Next generation sequencing and bioinformatic and genomic analysis at the Colorado Department of Public Health and Environment (CDPHE) is not CLIA validated at this time. These workflows and their outputs are not to be used for diagnostic purposes and should only be used for public health action and surveillance purposes. CDPHE is not responsible for the incorrect or inappropriate use of these workflows or their results.
The following documentation describes the Colorado Department of Public Health and Environment's workflows for the assembly and analysis of whole genome sequencing data of SARS-CoV-2 on GCP's Terra.bio platform. Workflows are written in WDL and can be imported into a Terra.bio workspace through dockstore (see Setup section below: https://dockstore.org/).

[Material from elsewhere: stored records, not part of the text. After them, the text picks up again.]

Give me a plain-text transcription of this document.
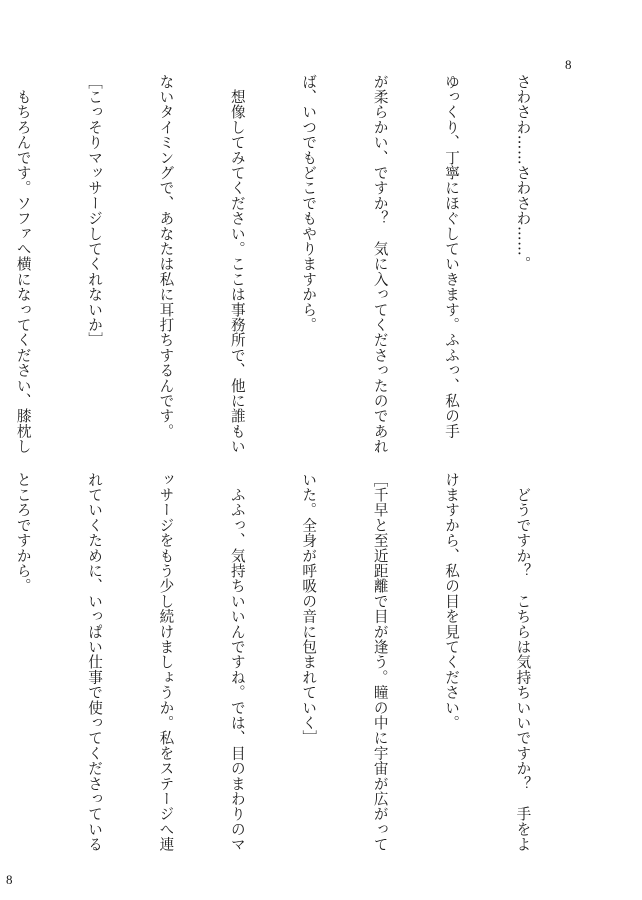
8

さわさわ……さわさわ……。

ゆっくり、丁寧にほぐしていきます。ふふっ、私の手

が柔らかい、ですか？　気に入ってくださったのであれ

ば、いつでもどこでもやりますから。

　想像してみてください。ここは事務所で、他に誰もい

ないタイミングで、あなたは私に耳打ちするんです。

［こっそりマッサージしてくれないか］

　もちろんです。ソファへ横になってください、膝枕し

　どうですか？　こちらは気持ちいいですか？　手をよ

けますから、私の目を見てください。

［千早と至近距離で目が逢う。瞳の中に宇宙が広がって

いた。全身が呼吸の音に包まれていく］

　ふふっ、気持ちいいんですね。では、目のまわりのマ

ッサージをもう少し続けましょうか。私をステージへ連

れていくために、いっぱい仕事で使ってくださっている

ところですから。

8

Our SARS-CoV-2 whole genome reference-based assembly workflows are highly adaptable and facilitate the assembly and analysis of tiled amplicon based sequencing data of SARS-CoV-2. The workflows can accommodate various amplicon primer schemes including Artic V3, Artic V4, Artic V4.1, Artic V5.3.2 and Midnight, as well as different sequencing technology platforms including both Illumina and Oxford Nanopore Technology (ONT).
Below is a list of available and maintained workflows and a brief description of the workflow. A full description of each workflow can be found on each workflow's readme page.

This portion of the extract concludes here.